«Scene di lotta di classe a Villa dei Fiori» è il sottotitolo/citazione di questo nuovo disco di Capitan Capitone alias l’incendiario polistrumentista di Portalba, Daniele Sepe, che ormai c’ha preso gusto con la sua ciurma dei Fratelli della Costa, un supergruppo che «arrecoglie» tutta la scena musicale giovanile partenopea, stavolta rapper compresi (come Speaker Cenzou, Shaone e l’enfant prodige Pepp-Oh). Dopo il fortunato debutto sospinto da Le range Fellon, ora viene pubblicato il secondo album, Capitan Capitone e i Parenti della Sposa, sempre realizzato con una campagna di crowdfunding sulla piattaforma produzioni dalbasso.com, distribuito da Mdv/Goodfellas, che mette in scena il matrimonio del bucaniere con una signorina di buona famiglia.

Una occasione tipica per giocherellare con generi e note, assoli viscerali e imitazioni riuscite (esilarante quella dei cantautori anni ’70 in La canzone del padre, aggiornamento dell’opera di Vincente Minnelli, tra i genitori della sposa, radical chic del Vomero e i zozzosi, amici lumpenproletariat e scombinatoni dello sposo, «uagliune semp tutt’ fumati») e ritornelli esagerati, passando con disinvoltura dalla bossa brasiliana al rock elettrico, e poi la canzone d’autore, il jazz, il funk, il punk, il reggae, il rap, la world music. La superband ha un assetto variabile, bighellonando tra il bar di Peppe Spritz e le polpette di Carmine ai Tribunali (tutti raffigurati nel disegno di copertina di Nicola De Simone) arrivata nientepopodimeno che a 69 musicisti (tra i quali Gnut, Roberto Colella, Alessio Sollo, Don Pasta) ma brani frutto di un lavoro collettivo tanto che non sono citati gli autori delle singole canzoni nel booklet del cd.

Così passano in rassegna tutti i momenti classici degli sponsali, dal menù elencato in vernacolo pesante (Sushi e friarelli, la dicotomia dell’universo vesuviano) alle buste di denaro per regalo, fino ai cuochi e addetti alle vettovaglie che mettono del lassativo nella torta nuziale (Camerieri, che s’esprimono con la parlesia per non farsi intendere dai commensali, Na fumèsia è tutt’ chell’ ch’desider’ mò/ ma si me piglj’ na pausa aropp’ chi’o sent’ ‘o Bacò) che portano inevitabile Mal’e funk, mentre la giustificazione ideologica della pirateria, unica forma di contrapposizione sociale possibile (sebbene alquanto lontana dal partito paneuropeo di Julia Reda) prende la strada di un esproprio proletario in El cangrego peluso e non può mancare l’invitato che non riesce a trovare la strada giusta e va a finire in un’altra festa danzante, Lost in Miano, per i tipi di Gino Fastidio.
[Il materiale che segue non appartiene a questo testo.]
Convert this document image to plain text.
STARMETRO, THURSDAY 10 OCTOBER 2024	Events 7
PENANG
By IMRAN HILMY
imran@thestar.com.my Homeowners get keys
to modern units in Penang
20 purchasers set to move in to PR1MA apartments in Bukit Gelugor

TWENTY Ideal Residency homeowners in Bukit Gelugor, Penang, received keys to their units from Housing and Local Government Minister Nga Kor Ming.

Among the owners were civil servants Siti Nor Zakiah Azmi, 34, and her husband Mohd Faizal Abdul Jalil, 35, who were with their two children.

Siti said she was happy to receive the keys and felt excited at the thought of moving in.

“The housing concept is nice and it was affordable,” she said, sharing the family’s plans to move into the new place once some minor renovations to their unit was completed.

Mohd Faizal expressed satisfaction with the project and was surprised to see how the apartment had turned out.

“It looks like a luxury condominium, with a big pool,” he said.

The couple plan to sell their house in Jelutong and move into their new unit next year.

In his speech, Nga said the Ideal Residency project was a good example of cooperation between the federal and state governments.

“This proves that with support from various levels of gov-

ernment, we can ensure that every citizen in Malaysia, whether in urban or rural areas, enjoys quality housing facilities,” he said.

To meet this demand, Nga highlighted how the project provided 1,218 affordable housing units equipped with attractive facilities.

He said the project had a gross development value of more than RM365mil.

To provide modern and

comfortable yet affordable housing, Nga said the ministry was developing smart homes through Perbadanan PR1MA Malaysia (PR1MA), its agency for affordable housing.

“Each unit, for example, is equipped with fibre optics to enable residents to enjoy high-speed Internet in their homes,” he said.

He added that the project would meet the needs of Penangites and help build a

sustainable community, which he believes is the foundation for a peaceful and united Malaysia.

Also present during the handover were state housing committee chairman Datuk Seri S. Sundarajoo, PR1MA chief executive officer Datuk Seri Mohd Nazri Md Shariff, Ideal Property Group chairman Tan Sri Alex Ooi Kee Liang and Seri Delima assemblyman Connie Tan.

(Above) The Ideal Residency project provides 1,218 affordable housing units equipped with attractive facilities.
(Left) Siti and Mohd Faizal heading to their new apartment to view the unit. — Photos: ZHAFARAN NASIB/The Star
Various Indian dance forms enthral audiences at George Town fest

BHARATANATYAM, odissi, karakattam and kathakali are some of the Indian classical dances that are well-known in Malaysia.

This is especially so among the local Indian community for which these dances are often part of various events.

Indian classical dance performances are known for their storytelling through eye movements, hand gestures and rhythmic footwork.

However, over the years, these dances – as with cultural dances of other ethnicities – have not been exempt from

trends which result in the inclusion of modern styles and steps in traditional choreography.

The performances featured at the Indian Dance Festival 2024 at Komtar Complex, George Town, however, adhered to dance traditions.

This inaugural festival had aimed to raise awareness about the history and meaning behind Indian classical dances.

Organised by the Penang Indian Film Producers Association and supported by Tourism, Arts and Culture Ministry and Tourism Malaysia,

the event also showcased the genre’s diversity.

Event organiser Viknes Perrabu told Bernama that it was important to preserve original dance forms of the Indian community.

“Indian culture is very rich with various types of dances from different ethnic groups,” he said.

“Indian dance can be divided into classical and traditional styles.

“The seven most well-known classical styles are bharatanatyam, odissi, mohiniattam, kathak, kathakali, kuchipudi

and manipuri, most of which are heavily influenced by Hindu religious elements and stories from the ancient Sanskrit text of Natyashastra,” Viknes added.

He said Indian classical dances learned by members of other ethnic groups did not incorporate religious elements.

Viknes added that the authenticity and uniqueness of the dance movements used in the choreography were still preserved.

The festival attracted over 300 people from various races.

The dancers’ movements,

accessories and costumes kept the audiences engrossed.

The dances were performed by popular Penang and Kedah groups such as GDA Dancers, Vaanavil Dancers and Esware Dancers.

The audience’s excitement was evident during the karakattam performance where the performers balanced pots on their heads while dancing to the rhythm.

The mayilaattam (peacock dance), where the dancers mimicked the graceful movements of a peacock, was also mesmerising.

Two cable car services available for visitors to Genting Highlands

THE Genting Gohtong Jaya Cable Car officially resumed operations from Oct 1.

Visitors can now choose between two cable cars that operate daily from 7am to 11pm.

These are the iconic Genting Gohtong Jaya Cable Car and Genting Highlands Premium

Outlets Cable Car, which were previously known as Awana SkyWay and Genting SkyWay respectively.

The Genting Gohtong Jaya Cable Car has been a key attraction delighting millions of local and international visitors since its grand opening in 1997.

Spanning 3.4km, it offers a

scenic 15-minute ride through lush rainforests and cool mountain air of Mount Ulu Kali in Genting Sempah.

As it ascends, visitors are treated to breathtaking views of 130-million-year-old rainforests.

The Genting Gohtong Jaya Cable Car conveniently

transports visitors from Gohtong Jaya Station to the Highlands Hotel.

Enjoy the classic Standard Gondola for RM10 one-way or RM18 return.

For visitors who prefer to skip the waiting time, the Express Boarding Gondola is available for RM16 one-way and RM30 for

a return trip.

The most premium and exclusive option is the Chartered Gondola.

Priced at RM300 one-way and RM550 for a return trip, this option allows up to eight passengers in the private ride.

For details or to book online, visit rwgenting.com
Tra ironia sui comportamenti sociali più diffusi ed espressioni gergali, la consapevolezza dei genitori e il bieco materialismo dei ragazzi, la lotta di classe allo scoglio, seppure parecchio annebbiata e diluita, serpeggia nell’ora di musica divertente e curiosa pompata dalla big band passando da Stella di mare, ballata melodica con un assolo al pianoforte di Stefano Bollani a Ti amerò più forte, la dichiarazione d’amore della sposa del capitano, cantata da Sara Sgueglia, all’inevitabile conclusione da festa popolare con La salterella del Capitone.